Indeed, his work is sometimes hard to read. He has coined the term Juan Crow to help us understand the current state of undocumented immigrants in the US. His stance on the Obama administration is also a rather difficult one to digest. Pointing out how destructive the administration’s policies are on certain groups is radical information to me. Until a conversation I had with him recently, I didn’t understand why he would be so against another personal hero of mine. Too radical perhaps for me, I was probably accusing him of the same things that people have accused me of – too depressing, too sad, to cynical.

Radical. Revolution. Report. Respect. React. Race. Work. Love.

Lovato provided me with a little bit of what his opinion was on the Obama administration, why he points out the ills of the administration, why we are blind as a people to information that might help us rethink our opinions.

Radical right? God forbid we should have more information to better inform our opinions.

I often hear that radical thinkers are often cynical, negative, doomed. Instead, what I learned in this conversation was that while some people have hope in one man, he has hope in the people. Given the right information, people might possibly even react, revolutionize, demand. He firmly believes that if more people understood what exactly was happening (which probably be more apparent in a McCain administration) then perhaps the people would finally revolt, take charge and change things. Bring us “back into balance” as he writes in his latest article.

So in the end who was the more cynical one? Me, who has little hope that THE PEOPLE would change, demand, react and placed so much hope in ONE MAN. Perhaps because the people have disappointed me. Perhaps because picking up on some of the work would be time consuming. Or maybe because I still believe that this one man can do it all.

This thought – a hope placed in a community of well-informed people — gave me hope in a different way. I realized that “radical” thinkers are not so fatalistic as we are often taught to believe. In fact, this is the total opposite: they have more faith than we give them credit for. They are the ones that truly understand that one man cannot do it all – and that by putting our faith in one person – we are relieved as a people to do less work. We put the blinders on — we want to believe that this individual can create miracles , heroify him, put him on a pedestal, bring him down when he makes mistakes, and wipe our hands clean of the mess left behind.

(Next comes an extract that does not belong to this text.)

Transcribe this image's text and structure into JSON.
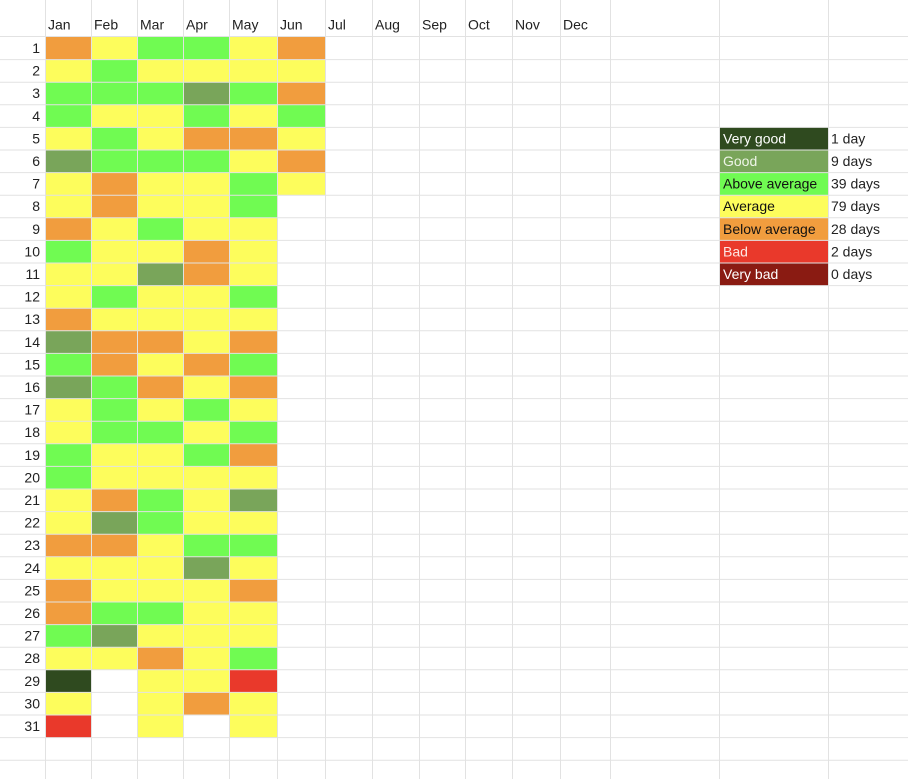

Lovato, like the other artists mentioned, help us identify ways we heroify individuals at the expense of our own created fantasies of how we would like things to be rather than face how things actually are. They help us put our gut on display. They distribute. They talk. They write.

They recognize the dangers of heroification. And at some level, we “the people” know this too. We do this in many areas in our lives. Love-relationships, mentorship, even putting these artists themselves on pedestals – call them heroes too.

In essence, the work of the artist, then, is of vast importance. Understanding the limits and questioning society and one’s own profession (as Sor Juana did), do some gut-wrenching work, some down and dirty funk created by our society (allowed by us) and putting it on display (like Frida Kahlo did) putting all this information and spreading it like wild fire (like the Black Panthers and The Young Lords did). And then creating the space and dialogue between individuals who wish to continue this work – one who knows more to one who desires to know more and start all over again.

Creating new knowledge is the work of artists. Passing along that information is also part of the work. Acknowledging what is today, is the precursor to our imagination to what could be and allows us to move forward in Racial Truth. To recreate our Racial Divine.

But that is my hope. My race-love. My race-work.